This is a small ETL project around League of Legends ranked matches using SETL Framework: https://github.com/JCDecaux/setl. The goal of this project is to showcase some features of SETL.
The data is from Kaggle : https://www.kaggle.com/paololol/league-of-legends-ranked-matches/data. The files that are used in this project are champs.csv
, participants.csv
, stats1.csv
and stats2.csv
.
As explained in the framework, inputs are read from SparkRepository or Connector as a Delivery.
You can create a case class containing the fields you want, create a SparkRepository with this case class as type, and setting the config of the CSV file. The example is with the case class Player
which is used to read the matches.csv
file.
NB : This does not only works with CSV, it also works for Excel or Parquet format.
I have multiple partitions of a single CSV input file, how to read all of them into a DataFrame/Dataset ?

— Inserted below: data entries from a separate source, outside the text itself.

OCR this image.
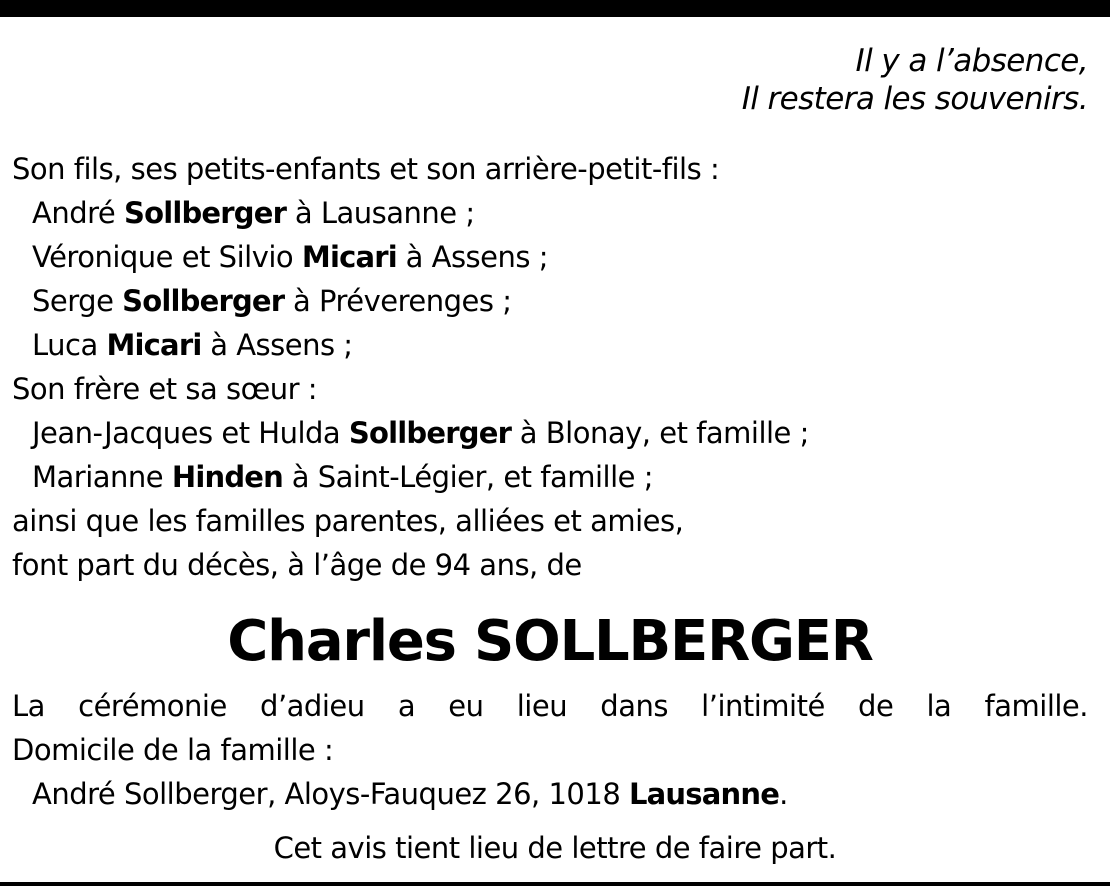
Il y a l’absence,
Il restera les souvenirs.
Son fils, ses petits-enfants et son arrière-petit-fils :
André Sollberger à Lausanne ;
Véronique et Silvio Micari à Assens ;
Serge Sollberger à Préverenges ;
Luca Micari à Assens ;
Son frère et sa sœur :
Jean-Jacques et Hulda Sollberger à Blonay, et famille ;
Marianne Hinden à Saint-Légier, et famille ;
ainsi que les familles parentes, alliées et amies,
font part du décès, à l’âge de 94 ans, de
Charles SOLLBERGER
La cérémonie d’adieu a eu lieu dans l’intimité de la famille.
Domicile de la famille :
André Sollberger, Aloys-Fauquez 26, 1018 Lausanne.
Cet avis tient lieu de lettre de faire part.
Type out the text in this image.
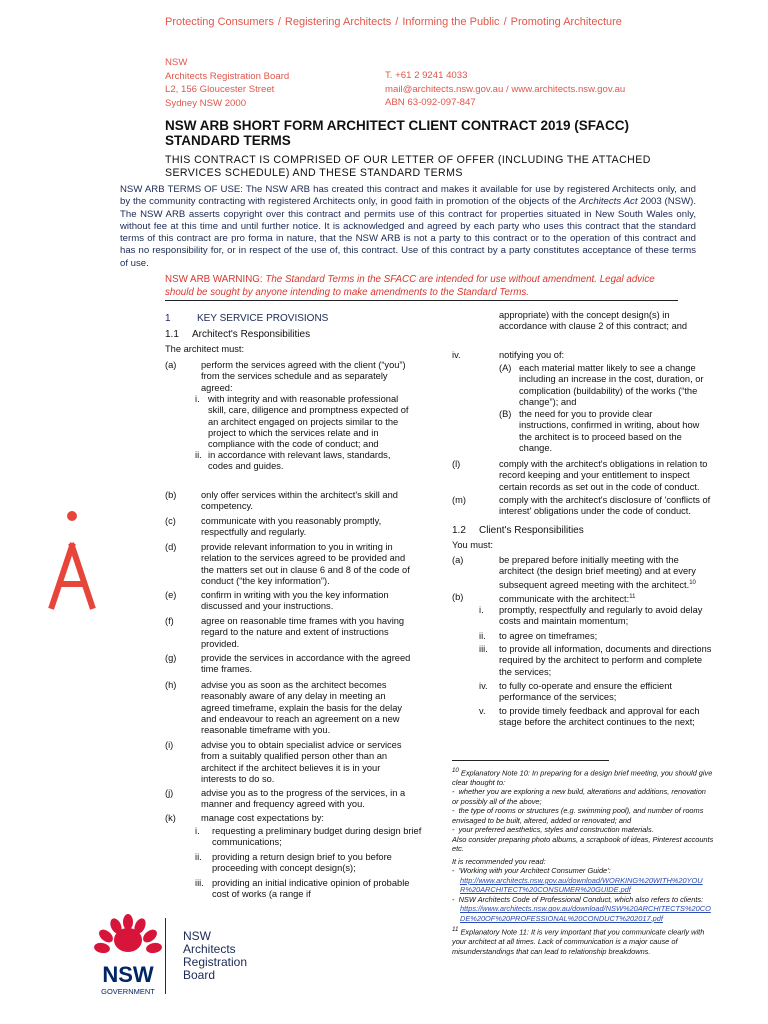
Protecting Consumers / Registering Architects / Informing the Public / Promoting Architecture
NSW
Architects Registration Board
L2, 156 Gloucester Street
Sydney NSW 2000
T. +61 2 9241 4033
mail@architects.nsw.gov.au / www.architects.nsw.gov.au
ABN 63-092-097-847
NSW ARB SHORT FORM ARCHITECT CLIENT CONTRACT 2019 (SFACC) STANDARD TERMS
THIS CONTRACT IS COMPRISED OF OUR LETTER OF OFFER (INCLUDING THE ATTACHED SERVICES SCHEDULE) AND THESE STANDARD TERMS
NSW ARB TERMS OF USE: The NSW ARB has created this contract and makes it available for use by registered Architects only, and by the community contracting with registered Architects only, in good faith in promotion of the objects of the Architects Act 2003 (NSW). The NSW ARB asserts copyright over this contract and permits use of this contract for properties situated in New South Wales only, without fee at this time and until further notice. It is acknowledged and agreed by each party who uses this contract that the standard terms of this contract are pro forma in nature, that the NSW ARB is not a party to this contract or to the operation of this contract and has no responsibility for, or in respect of the use of, this contract. Use of this contract by a party constitutes acceptance of these terms of use.
NSW ARB WARNING: The Standard Terms in the SFACC are intended for use without amendment. Legal advice should be sought by anyone intending to make amendments to the Standard Terms.
1	KEY SERVICE PROVISIONS
1.1 Architect's Responsibilities
The architect must:
(a)	perform the services agreed with the client (“you”) from the services schedule and as separately agreed:
i. with integrity and with reasonable professional skill, care, diligence and promptness expected of an architect engaged on projects similar to the project to which the services relate and in compliance with the code of conduct; and
ii. in accordance with relevant laws, standards, codes and guides.
(b)	only offer services within the architect's skill and competency.
(c)	communicate with you reasonably promptly, respectfully and regularly.
(d)	provide relevant information to you in writing in relation to the services agreed to be provided and the matters set out in clause 6 and 8 of the code of conduct (“the key information”).
(e)	confirm in writing with you the key information discussed and your instructions.
(f)	agree on reasonable time frames with you having regard to the nature and extent of instructions provided.
(g)	provide the services in accordance with the agreed time frames.
(h)	advise you as soon as the architect becomes reasonably aware of any delay in meeting an agreed timeframe, explain the basis for the delay and endeavour to reach an agreement on a new reasonable timeframe with you.
(i)	advise you to obtain specialist advice or services from a suitably qualified person other than an architect if the architect believes it is in your interests to do so.
(j)	advise you as to the progress of the services, in a manner and frequency agreed with you.
(k)	manage cost expectations by:
i. requesting a preliminary budget during design brief communications;
ii. providing a return design brief to you before proceeding with concept design(s);
iii. providing an initial indicative opinion of probable cost of works (a range if
appropriate) with the concept design(s) in accordance with clause 2 of this contract; and
iv.	notifying you of:
(A) each material matter likely to see a change including an increase in the cost, duration, or complication (buildability) of the works (“the change”); and
(B) the need for you to provide clear instructions, confirmed in writing, about how the architect is to proceed based on the change.
(l)	comply with the architect's obligations in relation to record keeping and your entitlement to inspect certain records as set out in the code of conduct.
(m)	comply with the architect's disclosure of 'conflicts of interest' obligations under the code of conduct.
1.2 Client's Responsibilities
You must:
(a)	be prepared before initially meeting with the architect (the design brief meeting) and at every subsequent agreed meeting with the architect.$^{10}$
(b)	communicate with the architect:$^{11}$
i. promptly, respectfully and regularly to avoid delay costs and maintain momentum;
ii. to agree on timeframes;
iii. to provide all information, documents and directions required by the architect to perform and complete the services;
iv. to fully co-operate and ensure the efficient performance of the services;
v. to provide timely feedback and approval for each stage before the architect continues to the next;
$^{10}$ Explanatory Note 10: In preparing for a design brief meeting, you should give clear thought to:
-  whether you are exploring a new build, alterations and additions, renovation or possibly all of the above;
-  the type of rooms or structures (e.g. swimming pool), and number of rooms envisaged to be built, altered, added or renovated; and
-  your preferred aesthetics, styles and construction materials.
Also consider preparing photo albums, a scrapbook of ideas, Pinterest accounts etc.
It is recommended you read:
-  'Working with your Architect Consumer Guide':
http://www.architects.nsw.gov.au/download/WORKING%20WITH%20YOUR%20ARCHITECT%20CONSUMER%20GUIDE.pdf
-  NSW Architects Code of Professional Conduct, which also refers to clients:
https://www.architects.nsw.gov.au/download/NSW%20ARCHITECTS%20CODE%20OF%20PROFESSIONAL%20CONDUCT%202017.pdf
$^{11}$ Explanatory Note 11: It is very important that you communicate clearly with your architect at all times. Lack of communication is a major cause of misunderstandings that can lead to relationship breakdowns.
NSW
GOVERNMENT
NSW
Architects
Registration
Board
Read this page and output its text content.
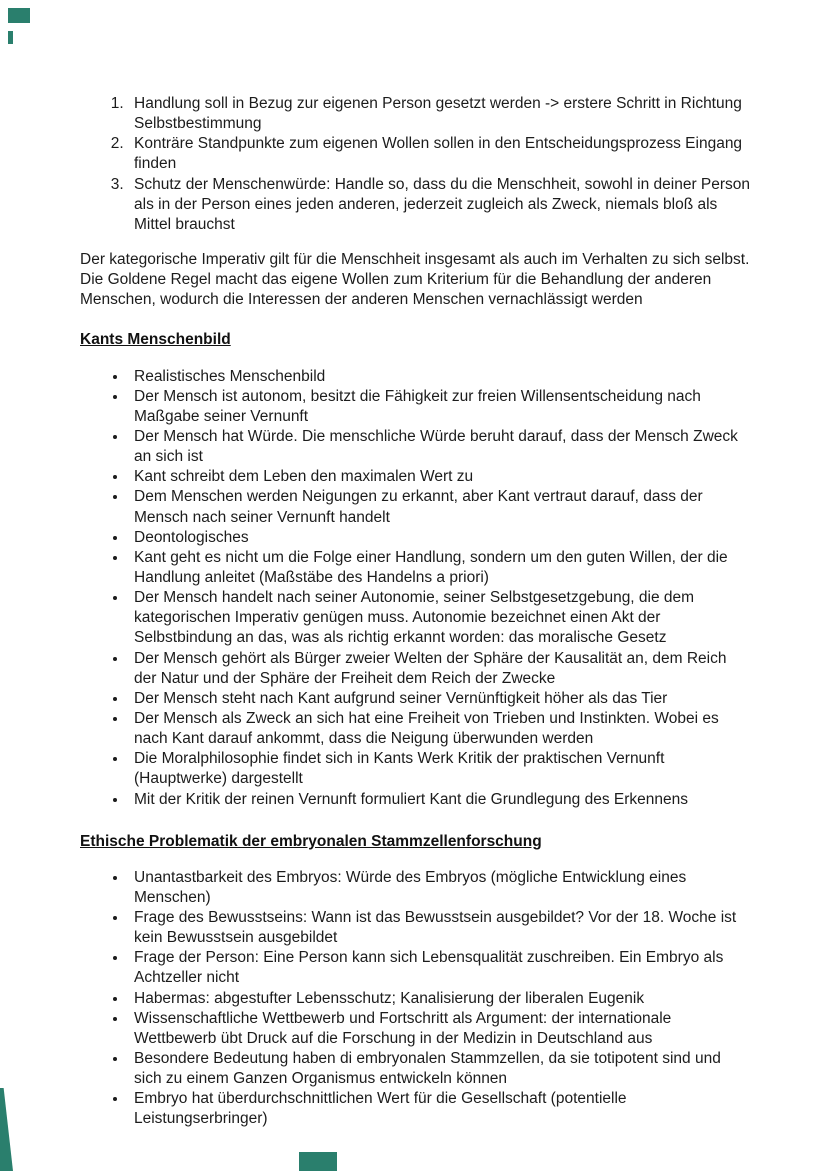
1. Handlung soll in Bezug zur eigenen Person gesetzt werden -> erstere Schritt in Richtung Selbstbestimmung
2. Konträre Standpunkte zum eigenen Wollen sollen in den Entscheidungsprozess Eingang finden
3. Schutz der Menschenwürde: Handle so, dass du die Menschheit, sowohl in deiner Person als in der Person eines jeden anderen, jederzeit zugleich als Zweck, niemals bloß als Mittel brauchst

Der kategorische Imperativ gilt für die Menschheit insgesamt als auch im Verhalten zu sich selbst. Die Goldene Regel macht das eigene Wollen zum Kriterium für die Behandlung der anderen Menschen, wodurch die Interessen der anderen Menschen vernachlässigt werden

Kants Menschenbild
• Realistisches Menschenbild
• Der Mensch ist autonom, besitzt die Fähigkeit zur freien Willensentscheidung nach Maßgabe seiner Vernunft
• Der Mensch hat Würde. Die menschliche Würde beruht darauf, dass der Mensch Zweck an sich ist
• Kant schreibt dem Leben den maximalen Wert zu
• Dem Menschen werden Neigungen zu erkannt, aber Kant vertraut darauf, dass der Mensch nach seiner Vernunft handelt
• Deontologisches
• Kant geht es nicht um die Folge einer Handlung, sondern um den guten Willen, der die Handlung anleitet (Maßstäbe des Handelns a priori)
• Der Mensch handelt nach seiner Autonomie, seiner Selbstgesetzgebung, die dem kategorischen Imperativ genügen muss. Autonomie bezeichnet einen Akt der Selbstbindung an das, was als richtig erkannt worden: das moralische Gesetz
• Der Mensch gehört als Bürger zweier Welten der Sphäre der Kausalität an, dem Reich der Natur und der Sphäre der Freiheit dem Reich der Zwecke
• Der Mensch steht nach Kant aufgrund seiner Vernünftigkeit höher als das Tier
• Der Mensch als Zweck an sich hat eine Freiheit von Trieben und Instinkten. Wobei es nach Kant darauf ankommt, dass die Neigung überwunden werden
• Die Moralphilosophie findet sich in Kants Werk Kritik der praktischen Vernunft (Hauptwerke) dargestellt
• Mit der Kritik der reinen Vernunft formuliert Kant die Grundlegung des Erkennens
Ethische Problematik der embryonalen Stammzellenforschung
• Unantastbarkeit des Embryos: Würde des Embryos (mögliche Entwicklung eines Menschen)
• Frage des Bewusstseins: Wann ist das Bewusstsein ausgebildet? Vor der 18. Woche ist kein Bewusstsein ausgebildet
• Frage der Person: Eine Person kann sich Lebensqualität zuschreiben. Ein Embryo als Achtzeller nicht
• Habermas: abgestufter Lebensschutz; Kanalisierung der liberalen Eugenik
• Wissenschaftliche Wettbewerb und Fortschritt als Argument: der internationale Wettbewerb übt Druck auf die Forschung in der Medizin in Deutschland aus
• Besondere Bedeutung haben di embryonalen Stammzellen, da sie totipotent sind und sich zu einem Ganzen Organismus entwickeln können
• Embryo hat überdurchschnittlichen Wert für die Gesellschaft (potentielle Leistungserbringer)
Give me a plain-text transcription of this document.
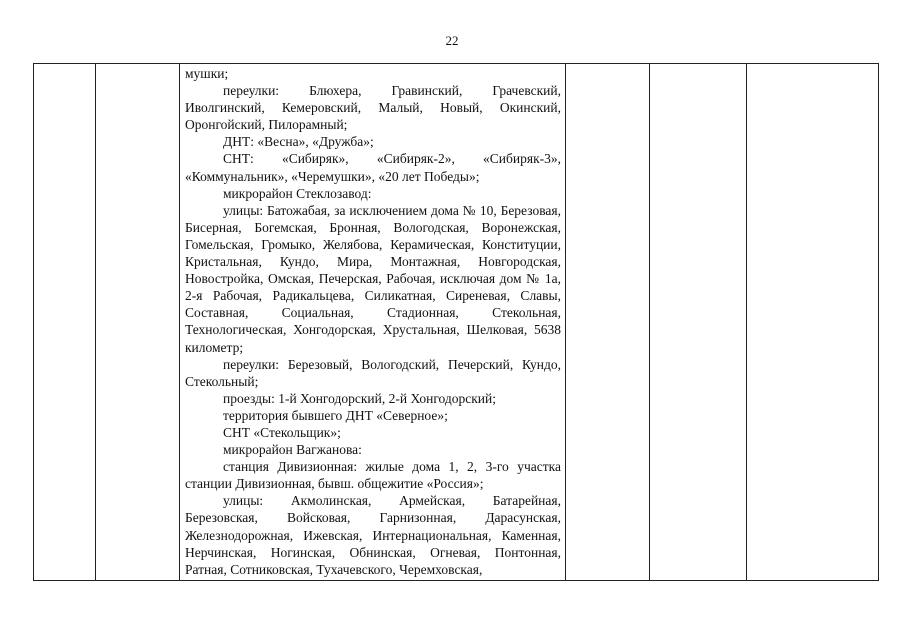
22

мушки;

переулки: Блюхера, Гравинский, Грачевский, Иволгинский, Кемеровский, Малый, Новый, Окинский, Оронгойский, Пилорамный;

ДНТ: «Весна», «Дружба»;

СНТ: «Сибиряк», «Сибиряк-2», «Сибиряк-3», «Коммунальник», «Черемушки», «20 лет Победы»;

микрорайон Стеклозавод:

улицы: Батожабая, за исключением дома № 10, Березовая, Бисерная, Богемская, Бронная, Вологодская, Воронежская, Гомельская, Громыко, Желябова, Керамическая, Конституции, Кристальная, Кундо, Мира, Монтажная, Новгородская, Новостройка, Омская, Печерская, Рабочая, исключая дом № 1а, 2-я Рабочая, Радикальцева, Силикатная, Сиреневая, Славы, Составная, Социальная, Стадионная, Стекольная, Технологическая, Хонгодорская, Хрустальная, Шелковая, 5638 километр;

переулки: Березовый, Вологодский, Печерский, Кундо, Стекольный;

проезды: 1-й Хонгодорский, 2-й Хонгодорский;

территория бывшего ДНТ «Северное»;

СНТ «Стекольщик»;

микрорайон Вагжанова:

станция Дивизионная: жилые дома 1, 2, 3-го участка станции Дивизионная, бывш. общежитие «Россия»;

улицы: Акмолинская, Армейская, Батарейная, Березовская, Войсковая, Гарнизонная, Дарасунская, Железнодорожная, Ижевская, Интернациональная, Каменная, Нерчинская, Ногинская, Обнинская, Огневая, Понтонная, Ратная, Сотниковская, Тухачевского, Черемховская,
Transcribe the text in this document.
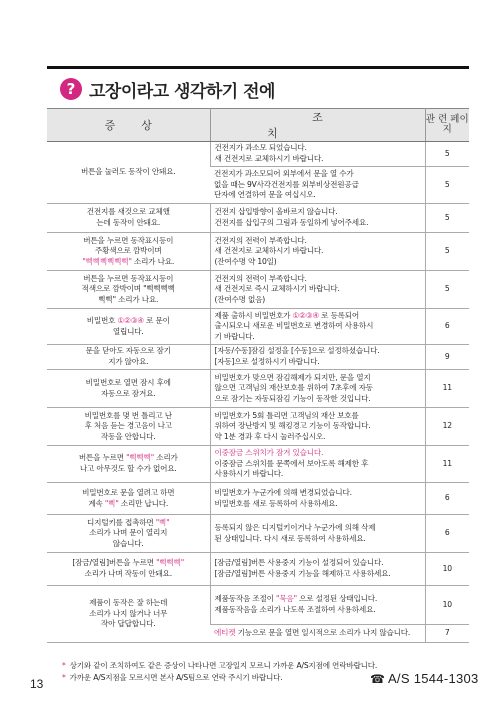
? 고장이라고 생각하기 전에
증상	조치	관 련 페이지

버튼을 눌러도 동작이 안돼요.	건전지가 과소모 되었습니다.
새 건전지로 교체하시기 바랍니다.	5

	건전지가 과소모되어 외부에서 문을 열 수가
없을 때는 9V사각건전지를 외부비상전원공급
단자에 연결하여 문을 여십시오.	5

건전지를 새것으로 교체했
는데 동작이 안돼요.	건전지 삽입방향이 올바르지 않습니다.
건전지를 삽입구의 그림과 동일하게 넣어주세요.	5

버튼을 누르면 동작표시등이
주황색으로 깜박이며
"삑삑삑삑삑삑" 소리가 나요.	건전지의 전력이 부족합니다.
새 건전지로 교체하시기 바랍니다.
(잔여수명 약 10일)	5

버튼을 누르면 동작표시등이
적색으로 깜박이며 "삑삑삑삑
삑삑" 소리가 나요.	건전지의 전력이 부족합니다.
새 건전지로 즉시 교체하시기 바랍니다.
(잔여수명 없음)	5

비밀번호 ①②③④ 로 문이
열립니다.	제품 출하시 비밀번호가 ①②③④ 로 등록되어
출시되오니 새로운 비밀번호로 변경하여 사용하시
기 바랍니다.	6

문을 닫아도 자동으로 잠기
지가 않아요.	[자동/수동]잠김 설정을 [수동]으로 설정하셨습니다.
[자동]으로 설정하시기 바랍니다.	9

비밀번호로 열면 잠시 후에
자동으로 잠겨요.	비밀번호가 맞으면 잠김해제가 되지만, 문을 열지
않으면 고객님의 재산보호를 위하여 7초후에 자동
으로 잠기는 자동되잠김 기능이 동작한 것입니다.	11

비밀번호를 몇 번 틀리고 난
후 처음 듣는 경고음이 나고
작동을 안합니다.	비밀번호가 5회 틀리면 고객님의 재산 보호를
위하여 장난방지 및 해킹경고 기능이 동작합니다.
약 1분 경과 후 다시 눌러주십시오.	12

버튼을 누르면 "삑삑삑" 소리가
나고 아무것도 할 수가 없어요.	이중잠금 스위치가 잠겨 있습니다.
이중잠금 스위치를 문쪽에서 보아도록 해제한 후
사용하시기 바랍니다.	11

비밀번호로 문을 열려고 하면
계속 "삑" 소리만 납니다.	비밀번호가 누군가에 의해 변경되었습니다.
비밀번호를 새로 등록하여 사용하세요.	6

디지털키를 접촉하면 "삑"
소리가 나며 문이 열리지
않습니다.	등록되지 않은 디지털키이거나 누군가에 의해 삭제
된 상태입니다. 다시 새로 등록하여 사용하세요.	6

[잠금/열림]버튼을 누르면 "삑삑삑"
소리가 나며 작동이 안돼요.	[잠금/열림]버튼 사용중지 기능이 설정되어 있습니다.
[잠금/열림]버튼 사용중지 기능을 해제하고 사용하세요.	10

제품이 동작은 잘 하는데
소리가 나지 않거나 너무
작아 답답합니다.	제품동작음 조절이 "묵음" 으로 설정된 상태입니다.
제품동작음을 소리가 나도록 조절하여 사용하세요.	10

	에티켓 기능으로 문을 열면 일시적으로 소리가 나지 않습니다.	7
* 상기와 같이 조치하여도 같은 증상이 나타나면 고장일지 모르니 가까운 A/S지점에 연락바랍니다.
* 가까운 A/S지점을 모르시면 본사 A/S팀으로 연락 주시기 바랍니다.	☎ A/S 1544-1303
13
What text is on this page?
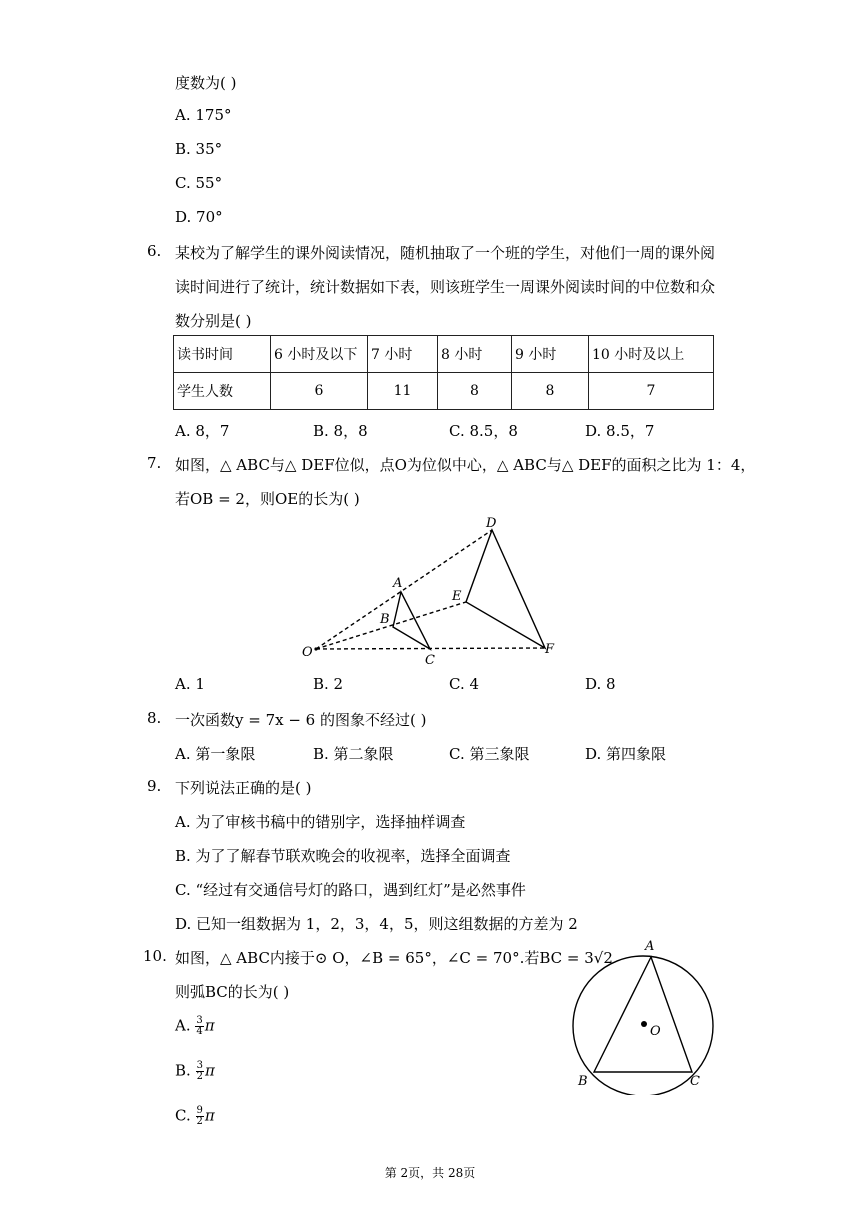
度数为( )
A. 175°
B. 35°
C. 55°
D. 70°
6. 某校为了解学生的课外阅读情况，随机抽取了一个班的学生，对他们一周的课外阅
读时间进行了统计，统计数据如下表，则该班学生一周课外阅读时间的中位数和众
数分别是( )
读书时间	6 小时及以下	7 小时	8 小时	9 小时	10 小时及以上
学生人数	6	11	8	8	7
A. 8，7	B. 8，8	C. 8.5，8	D. 8.5，7
7. 如图，△ ABC与△ DEF位似，点O为位似中心，△ ABC与△ DEF的面积之比为 1：4，
若OB = 2，则OE的长为( )
D
A
E
B
O
C
F
A. 1	B. 2	C. 4	D. 8
8. 一次函数y = 7x − 6 的图象不经过( )
A. 第一象限	B. 第二象限	C. 第三象限	D. 第四象限
9. 下列说法正确的是( )
A. 为了审核书稿中的错别字，选择抽样调查
B. 为了了解春节联欢晚会的收视率，选择全面调查
C. “经过有交通信号灯的路口，遇到红灯”是必然事件
D. 已知一组数据为 1，2，3，4，5，则这组数据的方差为 2
10. 如图，△ ABC内接于⊙ O，∠B = 65°，∠C = 70°.若BC = 3√2
则弧BC的长为( )
A. $\frac{3}{4}$ π
B. $\frac{3}{2}$ π
C. $\frac{9}{2}$ π
A
O
B	C
第 2页，共 28页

You can create a folder, move all the partitions in the folder, and use the path of the folder in the configuration file. The example is with statsRepository
of local.conf
file.
NB : This does not only works with CSV, it also works for Excel or Parquet format.
There are too many fields in my input file and I need all of them, should I create a case class of 100 fields to read it ?
For a reason X or Y, you do not always want to create a case class and use a SparkRepository. Instead of reading with a SparkRepository, read with a Connector. You can check out CrossDataFactory.scala
.
To write the result of a Transformation, you can use a SparkRepository. An example can be found in CrossDataFactory.scala
. Sometimes, you do not want to use a SparkRepository because of the case class. Similarly as reading, you can use a Connector. There is an example with the Connector of config champPlayersConnector
, which is an output of some Factory that is being saved for future use.
Factory and Transformer are use for Transformations. For example, CrossDataFactory
uses 3 input SparkRepositories, two Transformers (ChampionPlayerTransformer
and PlayerStatsTransformer
) to produce an output. For the Factory to run its code, we have to add a Stage in the Pipeline. You can look at App.scala
for more information on that.
The result of the Factory will be passed to the next stage. However, to use it, it has to be "recognizable". That is, if it is unique in the pipeline, like a Dataset of a certain type that only appears once as a result of a Factory. Else, it is not recognizable ; it has to be saved and read from the config as a Delivery.
I think that SETL simplifies the reading/writing process, optimizes the order of transformations in the pipeline by analyzing dependencies of factories and running them in parallel if they are not inter-dependant. Overall, SETL provides a very clean structure for ETL projects.